Siemens to supply turbines for $2.6 billion Cape Wind plant
CAPE WIND ASSOCIATES LLC has reached an agreement with Siemens AG to supply 130 of its 3.6 megawatt turbines at the Cape Wind facility, the first offshore wind farm in the United States. Above, an artist's rendering of the eco-tourism planned for the farm.
NEW YORK – Siemens AG, Europe’s biggest engineering company, agreed to supply turbines to the $2.6 billion Cape Wind project, the first offshore wind farm planned in the U.S.
Siemens will install 130 of its 3.6 megawatt turbines at the facility that’s now seeking finance for construction in Massachusetts waters, the Munich-based company said today in a statement. Financial details of the agreement weren’t disclosed.
The deal along with a proposal from Siemens to take a $100 million equity stake in the project raises the chances that the project will move forward. Residents including the family of former President John F. Kennedy have sued to stop the project, saying it will spoil a uniquely beautiful area.
“Siemens will most likely be an investor in the project,” Randy Zwirn, CEO of Siemens Energy Inc., said in an interview.
Siemens, the largest supplier of offshore wind turbines, said the deal is subject to final negotiations. Its 3.6 megawatt turbine is the most installed offshore turbine in the world, Jim Gordon, founder and owner of Boston-based Energy Management Inc., the parent of Cape Wind, said in an interview.
“Because it’s the first offshore wind farm in America, it was very important for us to pick the workhorse of the offshore wind industry,” Gordon said.
Siemens said last week that Cape Wind is likely to qualify for a tax credit that expires at the end of this year. It has faced delays due to lawsuits opposing it.

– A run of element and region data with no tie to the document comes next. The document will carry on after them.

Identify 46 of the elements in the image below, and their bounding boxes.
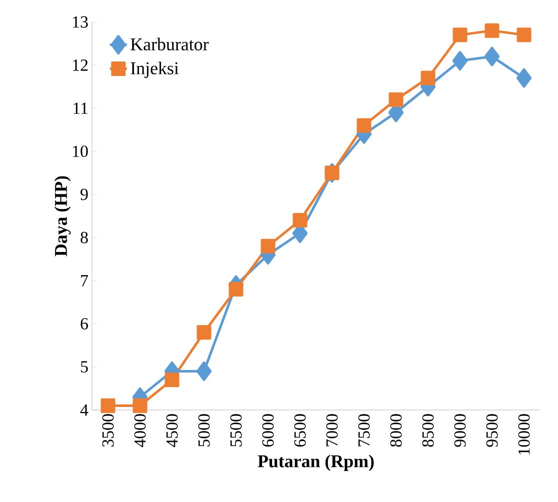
x-tick-label: 8000 [390,414,402,447]
x-tick-label: 6500 [294,414,306,447]
x-axis-title: Putaran (Rpm) [258,454,374,471]
legend-label: Injeksi [130,62,179,78]
x-tick-label: 4000 [134,414,146,448]
point [484,23,500,38]
y-tick-label: 9 [80,188,88,200]
point [228,282,244,297]
y-tick-label: 10 [73,146,88,158]
point [516,28,532,42]
y-tick-label: 4 [80,404,88,416]
y-axis-title: Daya (HP) [54,176,71,256]
point [420,70,436,86]
point [516,68,532,88]
point [356,118,372,133]
point [452,51,468,71]
x-tick-label: 7000 [326,414,338,446]
y-tick-label: 5 [80,361,88,373]
x-tick-label: 4500 [166,414,178,448]
point [452,28,468,42]
point [324,166,340,180]
y-tick-label: 12 [73,60,88,71]
y-tick-label: 8 [80,232,88,244]
point [196,361,212,381]
x-tick-label: 5000 [198,414,210,446]
x-tick-label: 5500 [230,414,242,446]
x-tick-label: 3500 [102,414,114,447]
point [164,372,180,388]
legend-label: Karburator [130,38,209,50]
y-tick-label: 11 [74,102,88,114]
point [292,213,308,228]
point [196,325,212,340]
point [484,46,500,66]
x-tick-label: 9000 [454,414,466,447]
y-tick-label: 6 [80,318,88,330]
point [260,238,276,254]
x-tick-label: 7500 [358,414,370,446]
point [132,398,148,413]
point [388,92,404,107]
point [100,398,116,413]
x-tick-label: 8500 [422,414,434,447]
x-tick-label: 6000 [262,414,274,447]
y-tick-label: 13 [73,16,88,28]
x-tick-label: 10000 [518,414,530,454]
y-tick-label: 7 [81,275,88,286]
x-tick-label: 9500 [486,414,498,447]
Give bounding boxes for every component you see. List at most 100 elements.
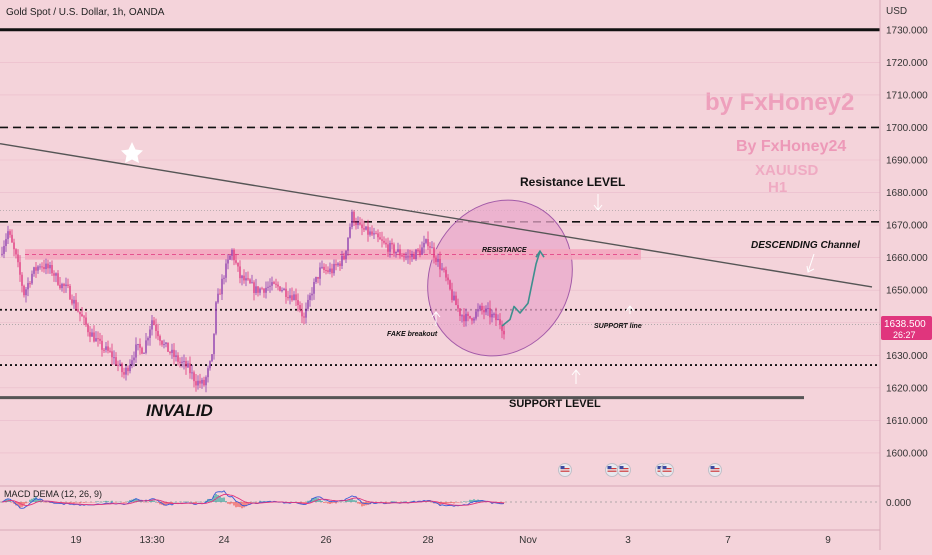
- candle-body: [115, 357, 116, 365]
- candle-body: [453, 296, 454, 300]
- candle-body: [199, 381, 200, 384]
- price-tick-label: 1730.000: [886, 25, 928, 36]
- candle-body: [267, 287, 268, 288]
- macd-histogram-bar: [353, 500, 354, 502]
- candle-body: [307, 300, 308, 309]
- price-tick-label: 1700.000: [886, 123, 928, 134]
- candle-body: [315, 277, 316, 282]
- candle-body: [209, 361, 210, 368]
- macd-histogram-bar: [243, 502, 244, 507]
- macd-histogram-bar: [111, 501, 112, 502]
- candle-body: [285, 289, 286, 297]
- candle-body: [83, 316, 84, 317]
- time-tick-label: 28: [422, 535, 434, 546]
- macd-histogram-bar: [83, 502, 84, 503]
- macd-histogram-bar: [457, 502, 458, 503]
- candle-body: [301, 310, 302, 316]
- candle-body: [131, 360, 132, 365]
- macd-histogram-bar: [29, 500, 30, 502]
- candle-body: [403, 256, 404, 257]
- candle-body: [205, 377, 206, 385]
- candle-body: [327, 270, 328, 272]
- us-flag-icon[interactable]: [559, 464, 572, 477]
- macd-histogram-bar: [449, 502, 450, 503]
- candle-body: [3, 246, 4, 254]
- candle-body: [321, 267, 322, 268]
- candle-body: [145, 340, 146, 352]
- us-flag-icon[interactable]: [661, 464, 674, 477]
- candle-body: [463, 315, 464, 321]
- candle-body: [469, 316, 470, 318]
- macd-histogram-bar: [223, 498, 224, 502]
- macd-histogram-bar: [103, 501, 104, 502]
- candle-body: [143, 353, 144, 354]
- candle-body: [43, 267, 44, 269]
- candle-body: [343, 256, 344, 259]
- candle-body: [187, 363, 188, 367]
- candle-body: [73, 300, 74, 304]
- candle-body: [349, 227, 350, 238]
- candle-body: [375, 233, 376, 234]
- candle-body: [237, 263, 238, 267]
- candle-body: [105, 346, 106, 349]
- candle-body: [499, 319, 500, 325]
- support-line-label: SUPPORT line: [594, 323, 642, 330]
- us-flag-icon[interactable]: [618, 464, 631, 477]
- candle-body: [387, 244, 388, 251]
- macd-histogram-bar: [145, 501, 146, 502]
- candle-body: [75, 300, 76, 309]
- current-price-tag[interactable]: 1638.500 26:27: [881, 316, 932, 340]
- candle-body: [259, 288, 260, 292]
- candle-body: [385, 243, 386, 245]
- candle-body: [287, 297, 288, 298]
- candle-body: [99, 339, 100, 341]
- candle-body: [171, 350, 172, 353]
- descending-channel-label: DESCENDING Channel: [751, 240, 860, 251]
- candle-body: [423, 243, 424, 248]
- candle-body: [447, 278, 448, 281]
- candle-body: [55, 273, 56, 275]
- time-tick-label: 19: [70, 535, 82, 546]
- candle-body: [283, 289, 284, 290]
- candle-body: [213, 334, 214, 355]
- candle-body: [233, 250, 234, 260]
- candle-body: [103, 350, 104, 351]
- candle-body: [53, 273, 54, 275]
- candle-body: [341, 256, 342, 266]
- candle-body: [411, 254, 412, 257]
- candle-body: [451, 289, 452, 300]
- candle-body: [169, 352, 170, 353]
- macd-histogram-bar: [219, 496, 220, 502]
- candle-body: [355, 223, 356, 225]
- candle-body: [31, 274, 32, 284]
- candle-body: [493, 314, 494, 315]
- candle-body: [217, 294, 218, 303]
- candle-body: [503, 331, 504, 334]
- candle-body: [377, 233, 378, 237]
- candle-body: [483, 310, 484, 312]
- candle-body: [485, 308, 486, 312]
- candle-body: [363, 228, 364, 230]
- macd-histogram-bar: [233, 502, 234, 505]
- candle-body: [25, 289, 26, 295]
- macd-histogram-bar: [123, 502, 124, 503]
- resistance-zone-group[interactable]: [25, 249, 641, 260]
- candle-body: [443, 269, 444, 270]
- candle-body: [269, 286, 270, 287]
- us-flag-icon[interactable]: [606, 464, 619, 477]
- candle-countdown: 26:27: [893, 330, 916, 340]
- candle-body: [219, 294, 220, 295]
- macd-histogram-bar: [453, 502, 454, 503]
- candle-body: [109, 351, 110, 352]
- candle-body: [457, 305, 458, 308]
- time-tick-label: 26: [320, 535, 332, 546]
- candle-body: [251, 282, 252, 283]
- us-flag-icon[interactable]: [709, 464, 722, 477]
- macd-histogram-bar: [35, 497, 36, 502]
- candle-body: [17, 254, 18, 262]
- candle-body: [47, 264, 48, 269]
- candle-body: [121, 364, 122, 372]
- invalid-label: INVALID: [146, 401, 213, 420]
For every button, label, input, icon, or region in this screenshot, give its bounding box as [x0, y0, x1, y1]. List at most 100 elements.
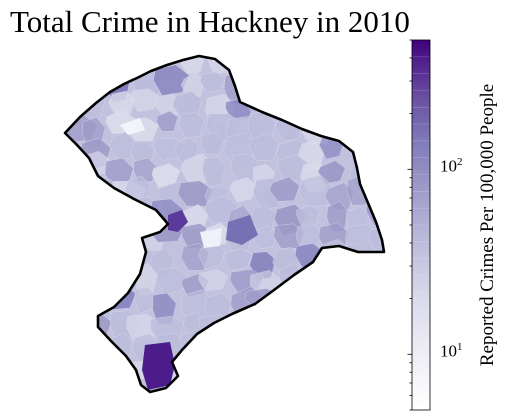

“The process was careful and deliberate, and we fully expect our permit will be upheld,” Gordon said. “We fully anticipate the legal decision our way simply because this has been one of the most comprehensively reviewed energy projects in decades in the United States. They’ve been using these avenues as a delaying factor.”
The Interior Department has said about 1,000 gigawatts of potential wind energy exists off the U.S. Atlantic coast, though no projects have been completed. Several, including the Block Island project are moving forward as well.
The U.S. awarded a lease to Cape Wind Associates LLC in 2010 for an area 5 miles (8 kilometers) off mainland Cape Cod. It’s spread over 25 square miles known as Horseshoe Shoal and would generate on average enough electricity to power 200,000 homes, according to the Energy Department.
“This is really the first offshore wind project of any significance anywhere in the U.S.,” Zwirn said. “As the leading supplier of offshore wind turbines in the world, we obviously have an interest to see that market potential to be developed.”
Warren Buffett’s Berkshire Hathaway Inc. unit MidAmerican Energy Holdings Co. awarded Siemens, whose largest business is energy, on Dec. 16 with a more than $1 billion contract, the largest ever, for 448 turbines for wind farms in Iowa.